ナオはヒマでブラブラしていた。こういう時、なぜか冒険者ギルドに足を運ぶことが多い。雰囲気が好きなのもあるし、人がたくさんいる所が好きなのかもしれない。


今日もミレーに話しかけた。

「ミレーさん、こんにちは!」

「あら、ナオちゃん、こんにちは。だんだん元気になっていくみたいで、お姉さん嬉しいわ。」


今日はミレーさんのほうが元気がないように思えて、話してみると……。


「最近、レベル100ダンジョンの中の略奪の被害が本当に多いの。今日も被害者が出て……気の毒だったわ。ダンジョンボスを倒し終わったら、150人くらいに待ち伏せされていて、所持品を全部盗られたらしいの。
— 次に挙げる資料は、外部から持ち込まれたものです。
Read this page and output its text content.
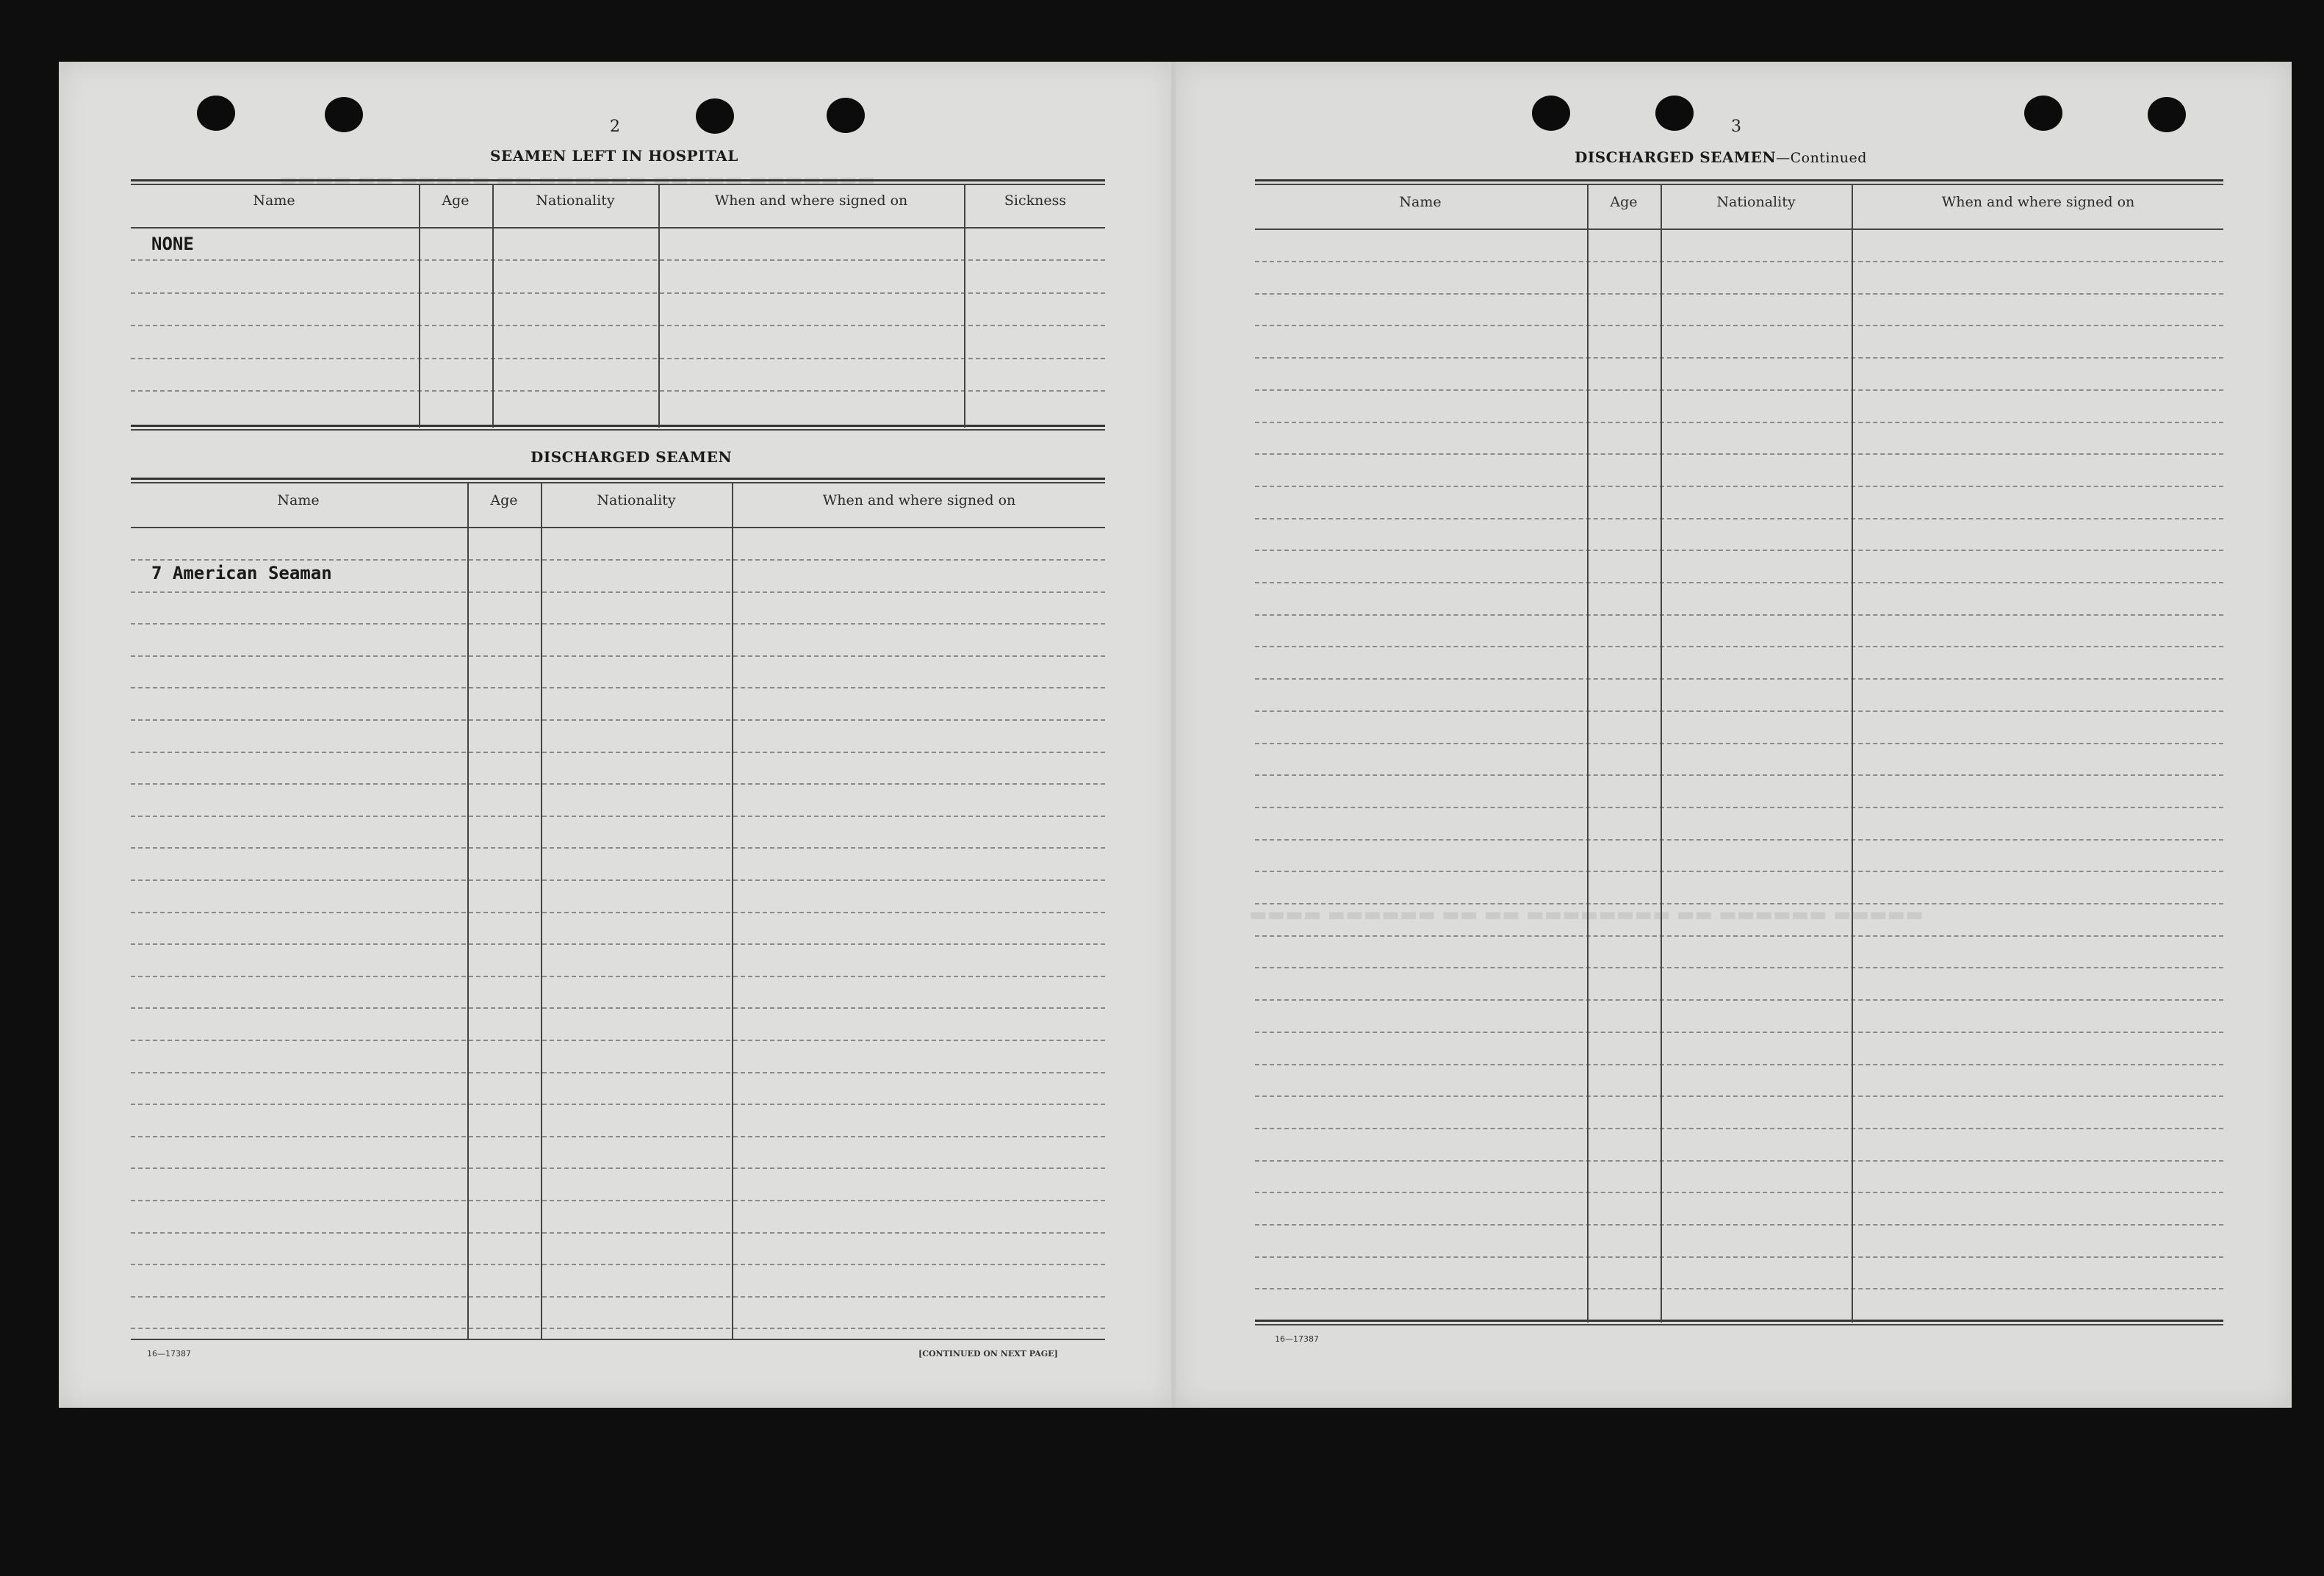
2
SEAMEN LEFT IN HOSPITAL
Name	Age	Nationality	When and where signed on	Sickness
NONE
DISCHARGED SEAMEN
Name	Age	Nationality	When and where signed on
7 American Seaman
16—17387	[CONTINUED ON NEXT PAGE]
3
DISCHARGED SEAMEN—Continued
Name	Age	Nationality	When and where signed on
16—17387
冒険者は基本自己責任だから、表立ってギルドからの依頼として出せないのよ。」


ミレーさんは本当に悔しそうだ。


「ええと、攻撃されたら捕まえることは出来ますか?盗まれたことはないのですが、攻撃されたことはあるので」


「もちろん出来るわ!うちのギルドだと罰則は厳しくて、他の冒険者に対するダンジョン内での攻撃は、冒険者ギルドから永久追放よ!どこの冒険者ギルドにも入れないわ。」


「無報酬なんですよね?」と聞くと、ミレーさんは悔しそうに唇を噛んだ。

「ちょっとパーティーメンバーに相談してみますね!」


家に帰るとアランさんがいたので、ミレーさんの悩み事を話してみた。「無報酬かぁ。」と悩んでいる。そこなんだよね。困り事がある人はギルドに依頼を出すけど、ギルドは出さないし、ミレーさんも出せない。
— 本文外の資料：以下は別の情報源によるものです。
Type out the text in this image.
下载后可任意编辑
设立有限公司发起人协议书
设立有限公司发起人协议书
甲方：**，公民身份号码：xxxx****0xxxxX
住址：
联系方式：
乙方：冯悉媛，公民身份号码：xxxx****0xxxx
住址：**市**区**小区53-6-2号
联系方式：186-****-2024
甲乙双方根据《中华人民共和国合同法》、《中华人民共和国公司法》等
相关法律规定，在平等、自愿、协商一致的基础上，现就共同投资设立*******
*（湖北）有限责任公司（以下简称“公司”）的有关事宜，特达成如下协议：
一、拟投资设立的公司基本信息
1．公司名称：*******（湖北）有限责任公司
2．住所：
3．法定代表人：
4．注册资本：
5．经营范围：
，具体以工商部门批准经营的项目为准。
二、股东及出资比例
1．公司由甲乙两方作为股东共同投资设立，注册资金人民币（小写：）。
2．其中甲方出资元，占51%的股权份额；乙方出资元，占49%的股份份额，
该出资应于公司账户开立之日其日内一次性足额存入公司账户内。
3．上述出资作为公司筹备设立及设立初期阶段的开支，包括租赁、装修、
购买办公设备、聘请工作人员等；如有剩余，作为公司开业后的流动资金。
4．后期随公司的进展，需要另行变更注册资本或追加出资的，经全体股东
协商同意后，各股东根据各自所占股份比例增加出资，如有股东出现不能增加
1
ギルド職員と冒険者の立場が崩れる。ようはバランスが崩れてしまうことを危惧している。



それともう一つ心配事があり、ギルドに出入りできなくなったレベル100の悪党がその辺をうろちょろすることである。



2人で唸っていると、だんだんメンバーが集まり、唸り出す人数が増える。

「いっそ、王様に直訴してみたら?」

「うーん。王様から逆に条件出されそうじゃない?断れなくなるし面倒だよ。」

「こっそり魔物のご飯にしちゃう?」「リシェル、やめなさい……」答えが出ないまま、それぞれ部屋に戻った。
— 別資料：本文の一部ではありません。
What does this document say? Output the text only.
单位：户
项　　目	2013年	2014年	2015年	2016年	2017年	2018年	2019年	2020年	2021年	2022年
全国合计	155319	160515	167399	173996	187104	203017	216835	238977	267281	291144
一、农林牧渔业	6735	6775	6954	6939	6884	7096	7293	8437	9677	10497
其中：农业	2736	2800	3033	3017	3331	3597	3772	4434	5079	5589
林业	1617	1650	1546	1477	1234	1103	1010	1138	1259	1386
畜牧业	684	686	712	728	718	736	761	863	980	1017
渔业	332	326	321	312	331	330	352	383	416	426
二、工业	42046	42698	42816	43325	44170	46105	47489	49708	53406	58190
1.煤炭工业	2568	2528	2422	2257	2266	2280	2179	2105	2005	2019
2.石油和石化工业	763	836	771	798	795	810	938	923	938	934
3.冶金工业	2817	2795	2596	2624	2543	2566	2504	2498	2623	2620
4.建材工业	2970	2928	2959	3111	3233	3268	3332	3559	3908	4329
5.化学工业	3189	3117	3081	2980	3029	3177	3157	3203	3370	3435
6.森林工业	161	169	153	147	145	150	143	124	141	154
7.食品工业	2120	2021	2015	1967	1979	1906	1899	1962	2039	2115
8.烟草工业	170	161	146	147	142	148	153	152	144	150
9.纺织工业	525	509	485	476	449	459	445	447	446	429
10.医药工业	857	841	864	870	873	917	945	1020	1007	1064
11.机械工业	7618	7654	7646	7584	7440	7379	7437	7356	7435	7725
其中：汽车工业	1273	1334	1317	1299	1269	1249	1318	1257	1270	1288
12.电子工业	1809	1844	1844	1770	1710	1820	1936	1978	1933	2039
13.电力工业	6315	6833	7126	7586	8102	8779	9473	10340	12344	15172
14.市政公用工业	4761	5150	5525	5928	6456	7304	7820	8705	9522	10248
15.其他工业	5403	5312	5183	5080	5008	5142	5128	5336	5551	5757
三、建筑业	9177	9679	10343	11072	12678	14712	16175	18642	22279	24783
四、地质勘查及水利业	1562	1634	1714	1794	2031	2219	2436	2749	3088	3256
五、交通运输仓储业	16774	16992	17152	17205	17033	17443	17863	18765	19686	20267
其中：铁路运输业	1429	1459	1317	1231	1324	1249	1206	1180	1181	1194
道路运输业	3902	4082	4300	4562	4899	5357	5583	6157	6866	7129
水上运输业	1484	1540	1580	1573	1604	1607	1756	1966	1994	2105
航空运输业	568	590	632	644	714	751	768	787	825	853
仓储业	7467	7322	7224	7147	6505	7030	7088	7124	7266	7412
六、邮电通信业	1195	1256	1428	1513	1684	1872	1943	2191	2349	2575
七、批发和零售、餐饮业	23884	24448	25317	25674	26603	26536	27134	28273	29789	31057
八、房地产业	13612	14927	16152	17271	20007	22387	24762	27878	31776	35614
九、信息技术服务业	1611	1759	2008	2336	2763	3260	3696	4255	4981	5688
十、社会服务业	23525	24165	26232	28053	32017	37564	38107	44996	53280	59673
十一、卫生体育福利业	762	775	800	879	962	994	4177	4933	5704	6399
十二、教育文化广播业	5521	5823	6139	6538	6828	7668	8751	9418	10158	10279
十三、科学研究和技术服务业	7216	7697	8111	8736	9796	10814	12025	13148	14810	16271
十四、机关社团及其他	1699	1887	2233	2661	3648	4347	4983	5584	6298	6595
マハトが前に言っていたこと、バキバキの背筋、Trident forceでいるからには怪我ひとつ負う訳にはいかない。自分で決めたこと。



クマのぬいぐるみを抱きしめて、考え込んでいたら、ドアをノックされた。返事をするとマハトがいたので、ほっぺたを両側に引っ張る。「ずいぶん伸びるね。あと夢じゃないから、リビング来て。」



不安なのでクマも連れて行った。

「ナオは疲れやすいよね。」頷く。「ナオは人より魔素を貯めておける器が小さいんだ。」首を傾げる。「……皆より小さいスープ皿みたいに。」すごく分かった。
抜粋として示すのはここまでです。